Resolução nacional reconhece unidades territoriais tradicionais como promotoras de saúde complementares do SUS
Saberes medicinais ancestrais têm historicamente produzido ações de prevenção e promoção à saúde física e mental nos territórios brasileiros

Unidades Territoriais Tradicionais de Matriz Africana, como terreiros, barracões, casas de religião, dentre outros, são tradicionalmente espaços de acolhimento.
O Conselho Nacional de Saúde aprovou recentemente uma resolução em que uma das propostas para a saúde pública no Brasil é o reconhecimento das manifestações da cultura popular dos povos tradicionais de matriz africana e as Unidades Territoriais Tradicionais de Matriz Africana como pontos cruciais de acolhimento à saúde e cura complementares do Sistema Único de Saúde (SUS).

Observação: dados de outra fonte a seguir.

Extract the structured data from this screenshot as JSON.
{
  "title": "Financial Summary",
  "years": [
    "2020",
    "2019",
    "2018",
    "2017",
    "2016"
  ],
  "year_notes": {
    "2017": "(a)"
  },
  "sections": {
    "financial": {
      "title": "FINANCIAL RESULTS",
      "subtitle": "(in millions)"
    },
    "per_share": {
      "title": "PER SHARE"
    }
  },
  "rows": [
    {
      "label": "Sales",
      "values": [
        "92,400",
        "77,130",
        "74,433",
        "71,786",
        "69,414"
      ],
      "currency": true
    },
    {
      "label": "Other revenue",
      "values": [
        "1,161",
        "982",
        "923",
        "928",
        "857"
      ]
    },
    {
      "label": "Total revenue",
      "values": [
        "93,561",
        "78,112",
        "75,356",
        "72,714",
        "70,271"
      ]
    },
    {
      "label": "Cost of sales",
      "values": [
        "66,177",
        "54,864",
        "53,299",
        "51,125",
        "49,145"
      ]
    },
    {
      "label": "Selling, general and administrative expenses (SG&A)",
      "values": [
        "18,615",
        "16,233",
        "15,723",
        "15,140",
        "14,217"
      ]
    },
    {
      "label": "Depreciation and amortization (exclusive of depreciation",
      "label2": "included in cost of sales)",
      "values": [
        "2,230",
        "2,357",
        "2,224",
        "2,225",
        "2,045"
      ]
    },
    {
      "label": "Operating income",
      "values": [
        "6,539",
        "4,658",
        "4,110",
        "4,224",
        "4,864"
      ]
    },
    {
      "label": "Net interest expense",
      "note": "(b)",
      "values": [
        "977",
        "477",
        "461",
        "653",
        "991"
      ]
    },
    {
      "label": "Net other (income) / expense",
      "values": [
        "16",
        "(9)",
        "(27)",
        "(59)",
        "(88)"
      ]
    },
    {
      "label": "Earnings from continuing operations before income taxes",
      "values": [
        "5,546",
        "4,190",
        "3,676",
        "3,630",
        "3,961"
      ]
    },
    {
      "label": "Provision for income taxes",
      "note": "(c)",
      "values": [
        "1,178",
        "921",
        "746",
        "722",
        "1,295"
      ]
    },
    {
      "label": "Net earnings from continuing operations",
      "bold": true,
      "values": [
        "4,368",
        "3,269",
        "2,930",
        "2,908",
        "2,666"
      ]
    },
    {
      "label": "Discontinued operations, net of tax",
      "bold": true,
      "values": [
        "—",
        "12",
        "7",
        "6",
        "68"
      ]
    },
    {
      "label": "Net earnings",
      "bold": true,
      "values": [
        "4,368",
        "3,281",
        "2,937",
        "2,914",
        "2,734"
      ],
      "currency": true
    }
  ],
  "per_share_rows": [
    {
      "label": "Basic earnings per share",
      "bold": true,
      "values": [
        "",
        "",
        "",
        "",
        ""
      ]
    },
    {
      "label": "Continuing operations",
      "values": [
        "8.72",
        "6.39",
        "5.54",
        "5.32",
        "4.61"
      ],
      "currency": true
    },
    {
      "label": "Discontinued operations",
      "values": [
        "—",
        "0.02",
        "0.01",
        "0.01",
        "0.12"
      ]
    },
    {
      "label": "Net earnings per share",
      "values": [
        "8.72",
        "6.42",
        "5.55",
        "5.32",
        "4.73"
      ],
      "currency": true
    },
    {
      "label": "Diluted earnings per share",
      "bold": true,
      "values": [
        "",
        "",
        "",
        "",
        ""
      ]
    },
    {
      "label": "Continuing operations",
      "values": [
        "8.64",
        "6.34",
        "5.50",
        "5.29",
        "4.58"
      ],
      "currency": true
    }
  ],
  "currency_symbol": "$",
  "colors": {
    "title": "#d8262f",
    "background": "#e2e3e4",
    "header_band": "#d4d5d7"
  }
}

A resolução é fruto das Conferências de Saúde, que ocorreram neste ano nas comunidades, municípios e nos estados, seguindo para a etapa Nacional, de onde a resolução foi aprovada.
Para a mãe Daniele Araújo, 42 anos, filha de Oxóssi e Oxum, Sacerdotisa do Aldeia de Canjica em Mário Campos, a resolução aprovada é um reconhecimento das contribuições que, por muito tempo, foram proibidas e ainda hoje são estigmatizadas.

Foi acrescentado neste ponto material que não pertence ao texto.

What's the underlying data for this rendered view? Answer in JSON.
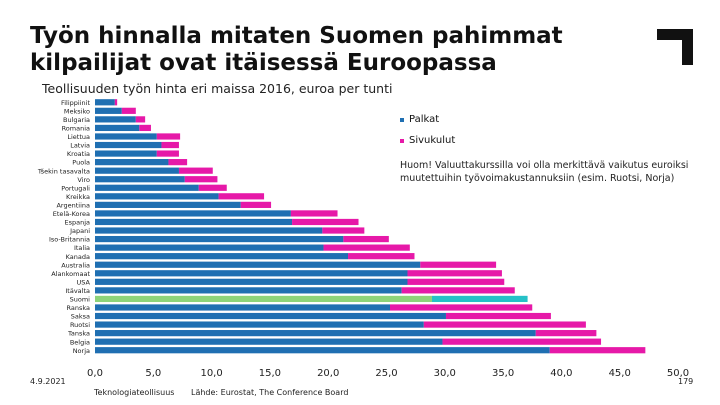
{
  "title": "Työn hinnalla mitaten Suomen pahimmat kilpailijat ovat itäisessä Euroopassa",
  "subtitle": "Teollisuuden työn hinta eri maissa 2016, euroa per tunti",
  "legend": [
    {
      "label": "Palkat",
      "color": "#1f6fb2"
    },
    {
      "label": "Sivukulut",
      "color": "#e619a8"
    }
  ],
  "note": "Huom! Valuuttakurssilla voi olla merkittävä vaikutus euroiksi muutettuihin työvoimakustannuksiin (esim. Ruotsi, Norja)",
  "footer": {
    "date": "4.9.2021",
    "org": "Teknologiateollisuus",
    "source": "Lähde: Eurostat, The Conference Board",
    "page": "179"
  },
  "colors": {
    "wages": "#1f6fb2",
    "social": "#e619a8",
    "finland_wages": "#8dd37a",
    "finland_social": "#25c1c7",
    "black": "#111111"
  },
  "chart_data": {
    "type": "bar",
    "orientation": "horizontal",
    "stacked": true,
    "highlight": "Suomi",
    "categories": [
      "Filippiinit",
      "Meksiko",
      "Bulgaria",
      "Romania",
      "Liettua",
      "Latvia",
      "Kroatia",
      "Puola",
      "Tšekin tasavalta",
      "Viro",
      "Portugali",
      "Kreikka",
      "Argentiina",
      "Etelä-Korea",
      "Espanja",
      "Japani",
      "Iso-Britannia",
      "Italia",
      "Kanada",
      "Australia",
      "Alankomaat",
      "USA",
      "Itävalta",
      "Suomi",
      "Ranska",
      "Saksa",
      "Ruotsi",
      "Tanska",
      "Belgia",
      "Norja"
    ],
    "series": [
      {
        "name": "Palkat",
        "values": [
          1.7,
          2.3,
          3.5,
          3.8,
          5.3,
          5.7,
          5.3,
          6.3,
          7.2,
          7.7,
          8.9,
          10.6,
          12.5,
          16.8,
          16.9,
          19.5,
          21.3,
          19.6,
          21.7,
          27.9,
          26.8,
          26.8,
          26.3,
          28.9,
          25.3,
          30.1,
          28.2,
          37.8,
          29.8,
          39.0
        ]
      },
      {
        "name": "Sivukulut",
        "values": [
          0.2,
          1.2,
          0.8,
          1.0,
          2.0,
          1.5,
          1.9,
          1.6,
          2.9,
          2.8,
          2.4,
          3.9,
          2.6,
          4.0,
          5.7,
          3.6,
          3.9,
          7.4,
          5.7,
          6.5,
          8.1,
          8.3,
          9.7,
          8.2,
          12.2,
          9.0,
          13.9,
          5.2,
          13.6,
          8.2
        ]
      }
    ],
    "xlim": [
      0,
      50
    ],
    "xticks": [
      "0,0",
      "5,0",
      "10,0",
      "15,0",
      "20,0",
      "25,0",
      "30,0",
      "35,0",
      "40,0",
      "45,0",
      "50,0"
    ]
  }
}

“Eu aprendi a comemorar as pequenas vitórias, de passo em passo. Esse reconhecimento pode parecer muito pouco, ser só um item. Mas é um item dentro do Conselho de Saúde Nacional, é uma coisa para o país. Isso é fruto da luta da gente. Isso é reconhecimento e também fruto do trabalho de muitas das pessoas que vêm, de alguma forma, trabalhando em prol dessa questão da nossa ancestralidade, da nossa cor, desse pertencimento, esse conhecimento, essa sabedoria que nos pertence e que de alguma maneira foi retirado. E a gente está reconhecendo isso também: que nos foi proibido de usar, mas agora está sendo reconhecido”, contou.

Na Bacia do Rio Paraopeba, a Aedas se articula com mais de 40 Unidades Territoriais Tradicionais (UTTs) nos municípios da Região 2. Jacqueline Martins, técnica da Aedas na equipe de Povos e Comunidades Tradicionais, reforça a importância dos saberes ancestrais, não só para as comunidades tradicionais, como também para todas as regiões próximas a elas.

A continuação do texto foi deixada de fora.